AB BAKANI BAĞIŞ ‘DEMİRKAN KARARI’NA TEPKİ GÖSTERDİ

AB Bakanı ve Başmüzakereci Bağış: “AB hukuku önyargılara kurban edilmiştir”

Bağış, konuyla ilgili yaptığı yazılı açıklamada, Demirkan davasında Avrupa Birliği Adalet Divanı’nın (ABAD) adaletsiz bir karar verdiğini belirtti. Bağış, “Karar üzerinde hukuki mülahazalardan çok siyasi mülahazaların etkili olduğu anlaşılmaktadır” dediği açıklamasında, şunları kaydetti:

“AB hukuku önyargılara ve gündelik siyasi hesaplara kurban edilmiştir.
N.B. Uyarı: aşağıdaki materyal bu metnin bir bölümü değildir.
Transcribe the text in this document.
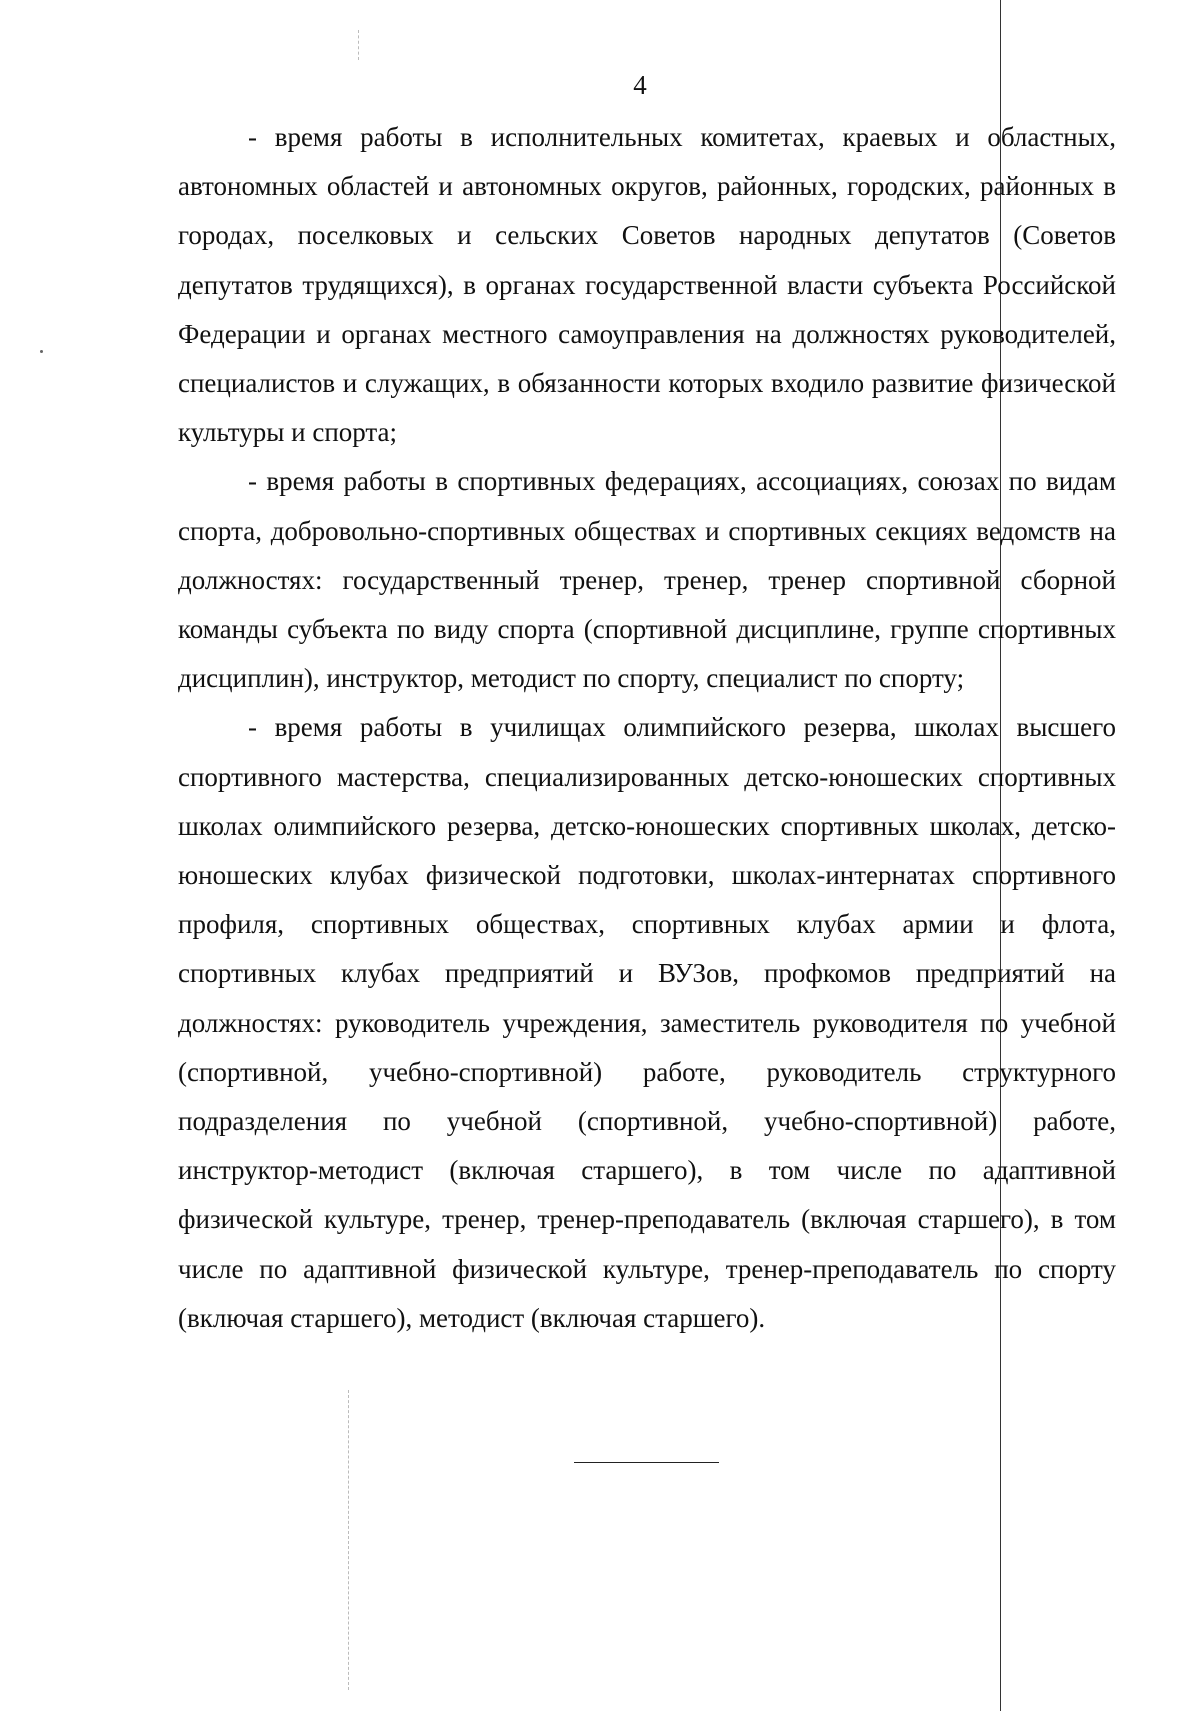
4

- время работы в исполнительных комитетах, краевых и областных, автономных областей и автономных округов, районных, городских, районных в городах, поселковых и сельских Советов народных депутатов (Советов депутатов трудящихся), в органах государственной власти субъекта Российской Федерации и органах местного самоуправления на должностях руководителей, специалистов и служащих, в обязанности которых входило развитие физической культуры и спорта;

- время работы в спортивных федерациях, ассоциациях, союзах по видам спорта, добровольно-спортивных обществах и спортивных секциях ведомств на должностях: государственный тренер, тренер, тренер спортивной сборной команды субъекта по виду спорта (спортивной дисциплине, группе спортивных дисциплин), инструктор, методист по спорту, специалист по спорту;

- время работы в училищах олимпийского резерва, школах высшего спортивного мастерства, специализированных детско-юношеских спортивных школах олимпийского резерва, детско-юношеских спортивных школах, детско-юношеских клубах физической подготовки, школах-интернатах спортивного профиля, спортивных обществах, спортивных клубах армии и флота, спортивных клубах предприятий и ВУЗов, профкомов предприятий на должностях: руководитель учреждения, заместитель руководителя по учебной (спортивной, учебно-спортивной) работе, руководитель структурного подразделения по учебной (спортивной, учебно-спортивной) работе, инструктор-методист (включая старшего), в том числе по адаптивной физической культуре, тренер, тренер-преподаватель (включая старшего), в том числе по адаптивной физической культуре, тренер-преподаватель по спорту (включая старшего), методист (включая старшего).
ABAD bu kararıyla Türk vatandaşlarının hizmet almak üzere AB ülkelerine yapacakları ziyaretleri hizmet sunma kapsamında değerlendirmeyerek AB hukukuyla ve Türkiye-AB ortaklık hukukuyla bağdaşmayan bir karar vermiştir. AB’nin temel değerlerinden olan hukukun üstünlüğü ilkesi adına da ABAD’ın bu kararı talihsizliktir.”

Bağış, “Hukuk herkesin kendi işine gelen tarafından tutup yorumlayacağı bir olgu değildir. Hukuk siyasi hesapların görüleceği bir platform da değildir. Hukukun üstünlüğü yerine üstünlerin hukukunu gözeten yaklaşımların bizzat Avrupa Birliği tarafından reddedilmesi gerekir. Türkiye hiç şüphesiz bu kararı dikkatle değerlendirip, adımlarını ona göre atacaktır. Bizim şu anda tek gayemiz, Türk vatandaşlarına tam anlamıyla vize muafiyetinin   sağlanmasıdır. Mahkeme kararlarıyla bu sürecin baltalanması, ertelenmesi veya engellenmesi söz konusu olamaz. Vatandaşlarımız müsterih olsun. Vizesiz seyahat vatandaşlarımıza analarının ak sütü gibi helaldir ve Türkiye AB ile ortaklık hukukundan kaynaklanan haklarının sonuna kadar takipçisi olacaktır,” dedi.

İlerleme raporu 14 Ekim’de

Öte yandan, Türkiye’ye AB adayı statüsü verilmesinden bu yana her yıl AB Komisyonu tarafından açıklanan İlerleme Raporu bu yıl 14 Ekim tarihinde açıklanacak.